Posts Tagged ‘Bruce & Terry’

Following The Links

Thursday, October 25th, 2012

A little more than a week ago, after the post “Four” included Bobby Bare’s 1964 take on “Four Strong Winds,” friend and regular reader Yah Shure noted that the duo of Bruce & Terry had gone for a Byrdsian flavor on their version of Ian Tyson’s tune.

It sounded, Yah Shure wrote, “as if Terry Melcher simply ushered out whatever Byrds remained in the studio following the ‘Mr. Tambourine Man’ session, then instructed the Wrecking Crew to play the identical Tambourine Man arrangement to the tune of [‘Four Strong Winds’], right down to Hal Blaine’s nifty drum fills.”

I knew the name of the late Terry Melcher, well-known producer that he was, and Bruce, I thought as I read the comment, was likely Bruce Johnston, eventually a member of the Beach Boys (and I was correct in that thought). Being unaware to that point that the duo had recorded “Four Strong Winds,” I headed off to YouTube.

It turns out, after I did some digging in my own stash, that I already had a Bruce & Terry single in the stacks: “Summer Means Fun,” provided by Yah Shure for one of our summer get-togethers. And a little digging at Wikipedia told me that “Melcher and Johnston also created another group, The Rip Chords, which had a Top 10 hit with ‘Hey, Little Cobra’.”

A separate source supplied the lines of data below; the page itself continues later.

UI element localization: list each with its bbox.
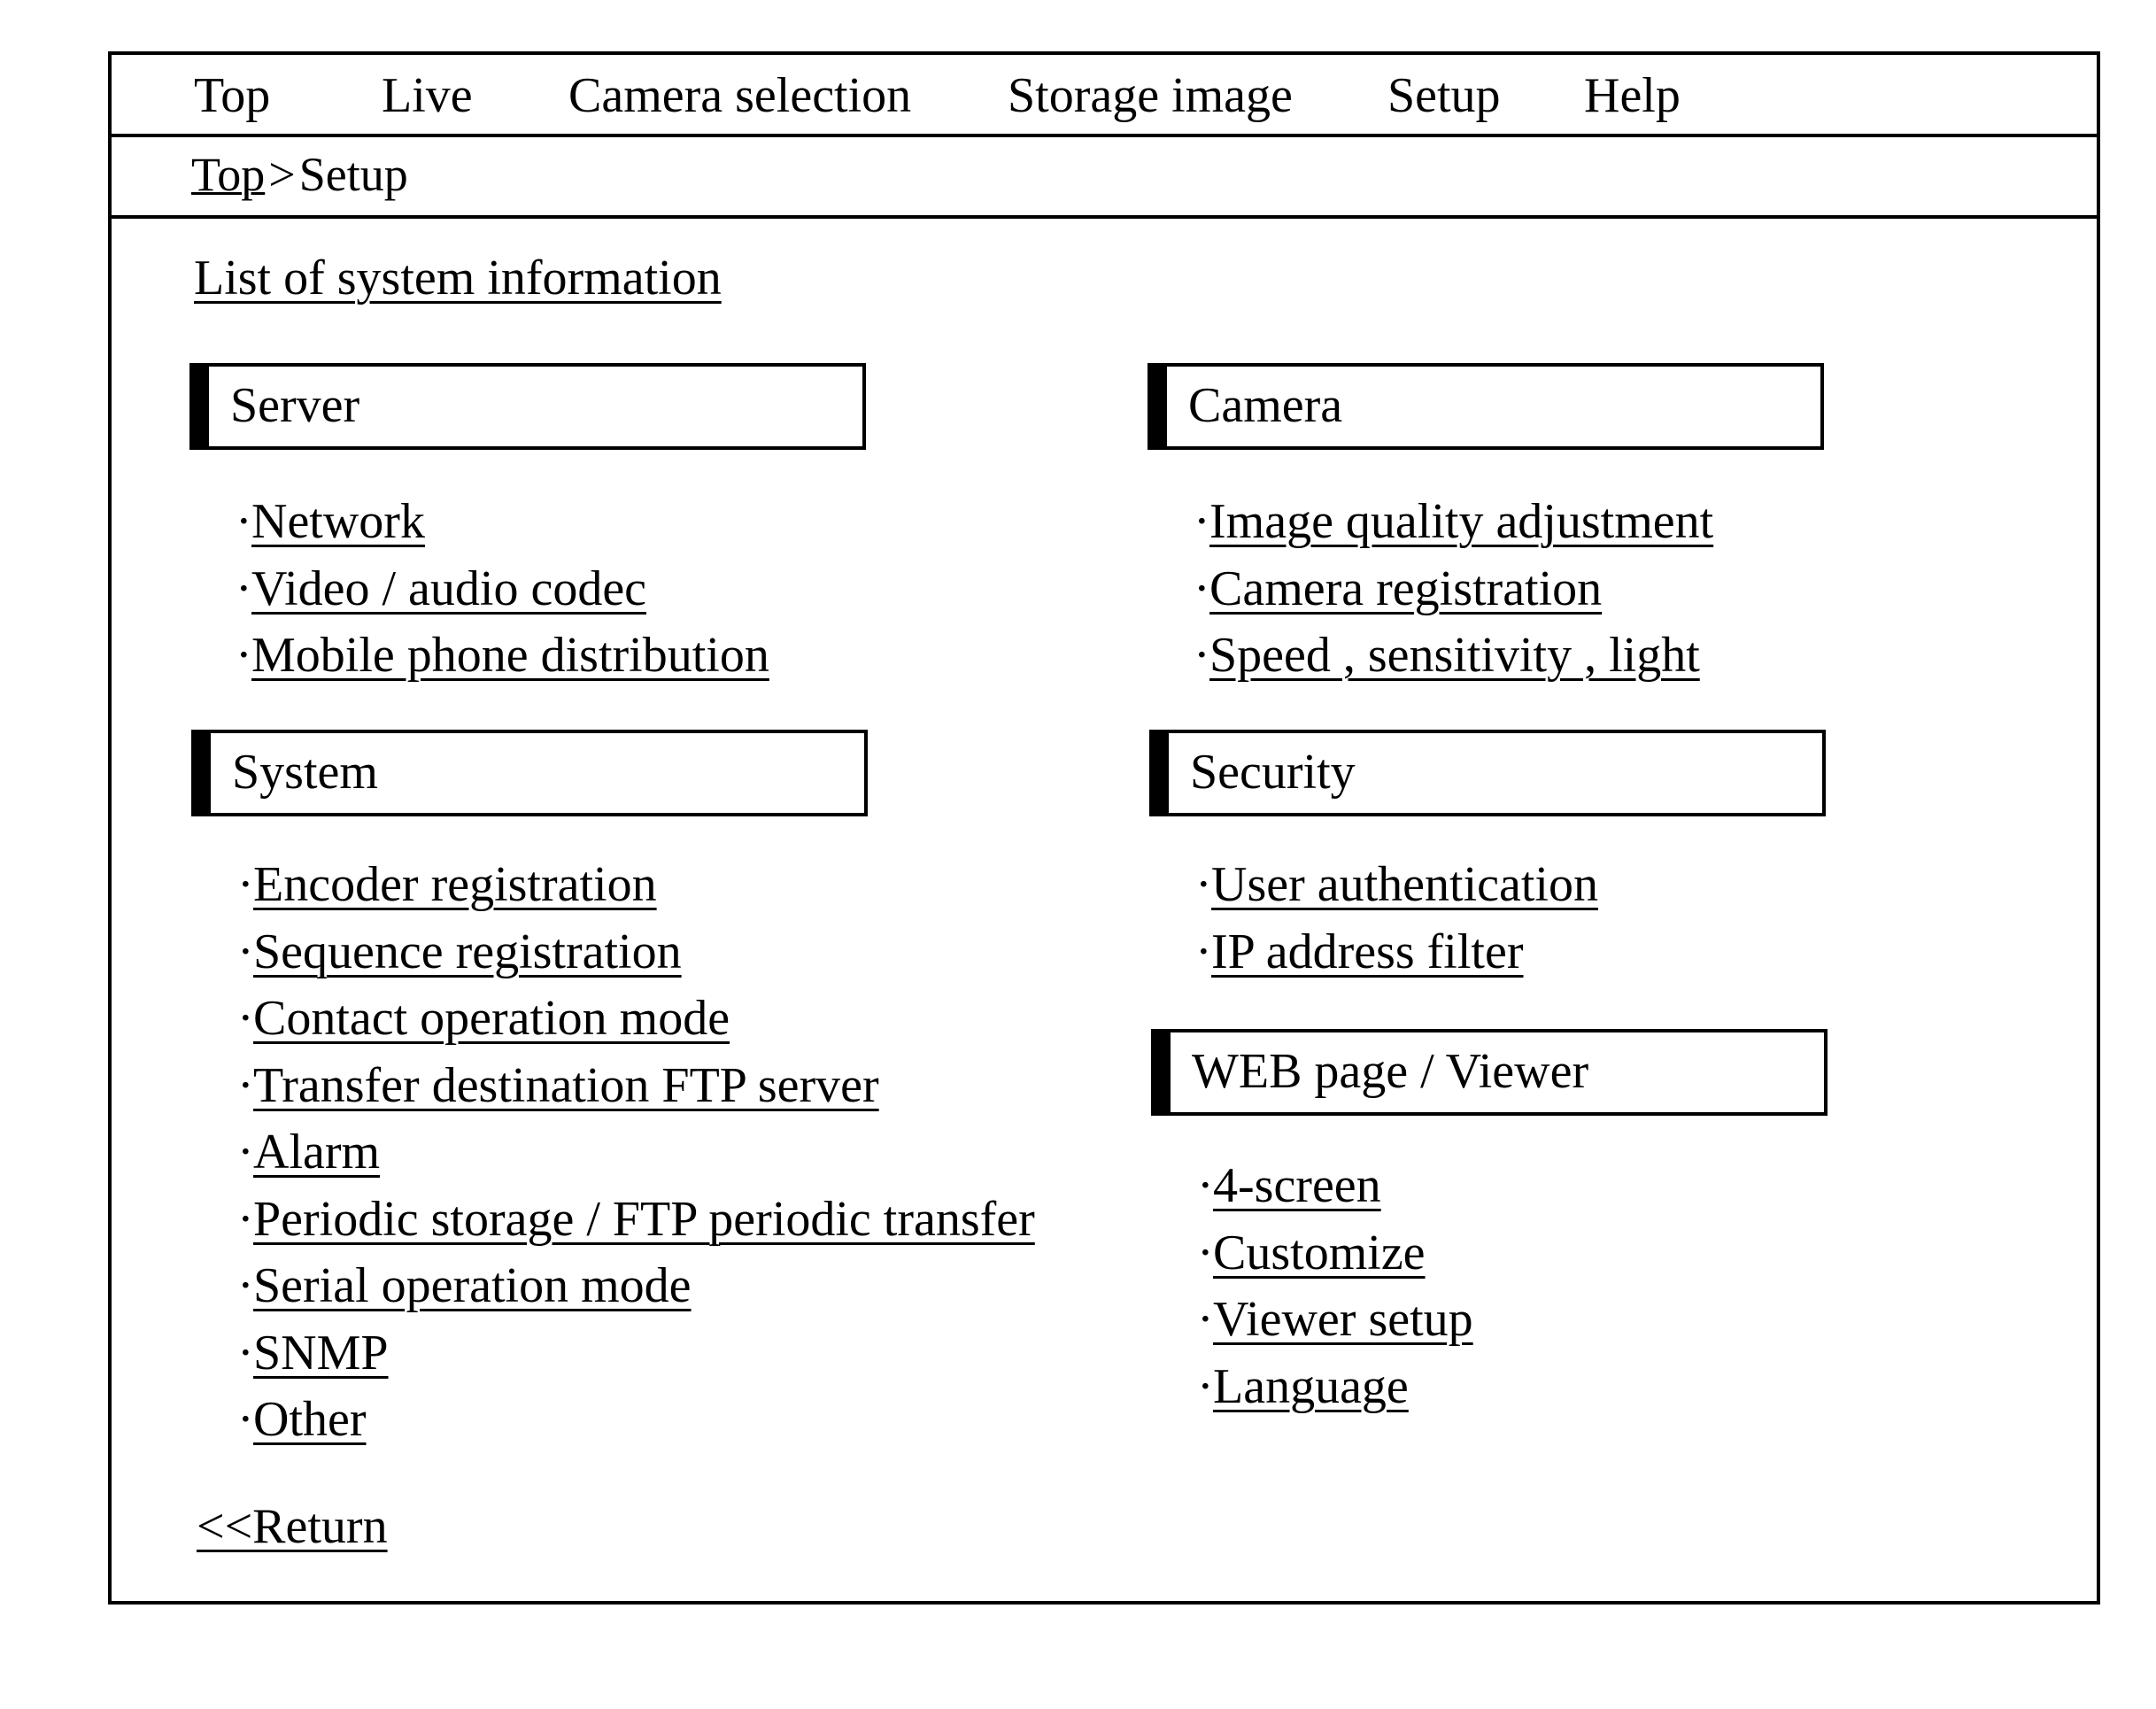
section-title: Camera: [1188, 378, 1343, 433]
top-menu-bar: Top Live Camera selection Storage image …: [112, 55, 2097, 137]
system-item-list: ·Encoder registration ·Sequence registra…: [237, 852, 1035, 1454]
link-label: Serial operation mode: [253, 1258, 692, 1313]
link-transfer-destination-ftp-server[interactable]: ·Transfer destination FTP server: [237, 1053, 1035, 1120]
bullet-icon: ·: [1195, 924, 1212, 979]
link-image-quality-adjustment[interactable]: ·Image quality adjustment: [1194, 489, 1713, 556]
bullet-icon: ·: [1197, 1358, 1214, 1414]
section-header-system: System: [191, 730, 868, 816]
bullet-icon: ·: [237, 1125, 254, 1179]
link-label: Language: [1213, 1358, 1409, 1414]
link-periodic-storage-ftp-transfer[interactable]: ·Periodic storage / FTP periodic transfe…: [237, 1187, 1035, 1254]
link-label: Sequence registration: [253, 924, 682, 979]
link-label: Other: [253, 1392, 367, 1447]
link-label: User authentication: [1211, 857, 1598, 912]
link-network[interactable]: ·Network: [236, 489, 769, 556]
link-label: Alarm: [253, 1125, 381, 1179]
bullet-icon: ·: [236, 494, 252, 549]
bullet-icon: ·: [237, 1191, 254, 1247]
section-title: WEB page / Viewer: [1192, 1044, 1589, 1099]
section-header-server: Server: [189, 363, 866, 450]
link-viewer-setup[interactable]: ·Viewer setup: [1197, 1287, 1473, 1354]
breadcrumb: Top>Setup: [191, 146, 408, 203]
section-title: Server: [230, 378, 360, 433]
section-title: System: [232, 745, 378, 800]
section-title: Security: [1190, 745, 1356, 800]
link-label: Image quality adjustment: [1209, 494, 1714, 549]
server-item-list: ·Network ·Video / audio codec ·Mobile ph…: [236, 489, 769, 690]
bullet-icon: ·: [237, 1258, 254, 1313]
menu-live[interactable]: Live: [382, 67, 473, 124]
link-label: Encoder registration: [253, 857, 657, 912]
return-link[interactable]: <<Return: [197, 1498, 388, 1555]
link-sequence-registration[interactable]: ·Sequence registration: [237, 919, 1035, 986]
link-label: Customize: [1213, 1225, 1426, 1280]
link-serial-operation-mode[interactable]: ·Serial operation mode: [237, 1253, 1035, 1320]
bullet-icon: ·: [236, 628, 252, 683]
link-label: Camera registration: [1209, 561, 1603, 616]
breadcrumb-current: Setup: [298, 148, 408, 201]
menu-help[interactable]: Help: [1584, 67, 1681, 124]
bullet-icon: ·: [1197, 1158, 1214, 1213]
link-label: Mobile phone distribution: [251, 628, 769, 683]
bullet-icon: ·: [1195, 857, 1212, 912]
link-label: Video / audio codec: [251, 561, 647, 616]
bullet-icon: ·: [237, 924, 254, 979]
link-user-authentication[interactable]: ·User authentication: [1195, 852, 1598, 919]
bullet-icon: ·: [236, 561, 252, 616]
link-4-screen[interactable]: ·4-screen: [1197, 1153, 1473, 1220]
link-other[interactable]: ·Other: [237, 1387, 1035, 1454]
link-customize[interactable]: ·Customize: [1197, 1220, 1473, 1288]
link-speed-sensitivity-light[interactable]: ·Speed , sensitivity , light: [1194, 623, 1713, 690]
section-header-security: Security: [1149, 730, 1826, 816]
menu-camera-selection[interactable]: Camera selection: [568, 67, 911, 124]
link-ip-address-filter[interactable]: ·IP address filter: [1195, 919, 1598, 986]
link-label: Viewer setup: [1213, 1292, 1473, 1347]
link-label: Speed , sensitivity , light: [1209, 628, 1700, 683]
link-camera-registration[interactable]: ·Camera registration: [1194, 556, 1713, 623]
bullet-icon: ·: [237, 1392, 254, 1447]
bullet-icon: ·: [237, 991, 254, 1046]
section-header-web-page-viewer: WEB page / Viewer: [1151, 1029, 1828, 1116]
link-snmp[interactable]: ·SNMP: [237, 1320, 1035, 1388]
link-alarm[interactable]: ·Alarm: [237, 1119, 1035, 1187]
bullet-icon: ·: [237, 857, 254, 912]
link-label: Network: [251, 494, 425, 549]
link-label: 4-screen: [1213, 1158, 1381, 1213]
web-item-list: ·4-screen ·Customize ·Viewer setup ·Lang…: [1197, 1153, 1473, 1420]
bullet-icon: ·: [1197, 1225, 1214, 1280]
bullet-icon: ·: [1197, 1292, 1214, 1347]
security-item-list: ·User authentication ·IP address filter: [1195, 852, 1598, 986]
link-mobile-phone-distribution[interactable]: ·Mobile phone distribution: [236, 623, 769, 690]
link-encoder-registration[interactable]: ·Encoder registration: [237, 852, 1035, 919]
bullet-icon: ·: [237, 1057, 254, 1113]
link-label: SNMP: [253, 1325, 389, 1380]
bullet-icon: ·: [1194, 628, 1210, 683]
link-label: Transfer destination FTP server: [253, 1057, 879, 1113]
camera-item-list: ·Image quality adjustment ·Camera regist…: [1194, 489, 1713, 690]
link-language[interactable]: ·Language: [1197, 1354, 1473, 1421]
breadcrumb-separator-icon: >: [268, 148, 296, 201]
link-video-audio-codec[interactable]: ·Video / audio codec: [236, 556, 769, 623]
setup-page-frame: Top Live Camera selection Storage image …: [108, 51, 2100, 1605]
menu-top[interactable]: Top: [194, 67, 270, 124]
list-of-system-information-link[interactable]: List of system information: [194, 250, 722, 306]
bullet-icon: ·: [237, 1325, 254, 1380]
section-header-camera: Camera: [1148, 363, 1824, 450]
menu-storage-image[interactable]: Storage image: [1008, 67, 1293, 124]
link-label: Contact operation mode: [253, 991, 730, 1046]
link-contact-operation-mode[interactable]: ·Contact operation mode: [237, 986, 1035, 1053]
bullet-icon: ·: [1194, 561, 1210, 616]
link-label: Periodic storage / FTP periodic transfer: [253, 1191, 1035, 1247]
link-label: IP address filter: [1211, 924, 1524, 979]
menu-setup[interactable]: Setup: [1387, 67, 1501, 124]
breadcrumb-top-link[interactable]: Top: [191, 148, 265, 201]
breadcrumb-bar: Top>Setup: [112, 137, 2097, 219]
bullet-icon: ·: [1194, 494, 1210, 549]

I could have gone that direction and made this a Johnston & Melcher post, but I was distracted by one of the suggested videos on the side of the page where I’d found the Bruce & Terry single. Wondering for a second if the record was a rewrite of “Walkin’ After Midnight,” I clicked on the link and found this:

The Fabuliers’ record turned out to be a different tune altogether, one written by the recently departed Joe South. The notes with the video say that the record was produced – by Stanley Chaisson, if I read the blurry label correctly – in New Orleans in 1965. The record wasn’t a hit; the Fabuliers never made it into the Billboard Hot 100 or the R&B Top 40. There doesn’t seem to be a lot of info out there about the band, although I didn’t follow the Google links much beyond the second page. But it’s a pretty good record. And I decided to keep the pattern going and clicked on what looked like an interesting record in the right-hand column of the page.

I have no idea who the Blue Eyed Soul was. The group never made the Billboard Hot 100, and once again, a Google search is unhelpful. Nevertheless, it’s a pretty good record, and the Cameo label is very familiar. A look at the discography at Soulful Kinda Music for the Philadelphia-based label shows many familiar (if oddly juxtaposed) names between 1957 and 1967: Dee Dee Sharp, Don Covay, Bobby Rydell, the Orlons, Johnny Maestro, Maynard Ferguson, Merv Griffin, Doris Troy, Bob Seger, the Kinks, Tony Orlando, Evie Sands. As to the record at hand, “Something New” was the second single the Blue Eyed Soul released on Cameo. The first was another 1966 release, “The Shadow Of Your Love.”

If anyone out there has any more information on either the Fabuliers or the Blue Eyed Soul, leave a note. I’ll be back Saturday.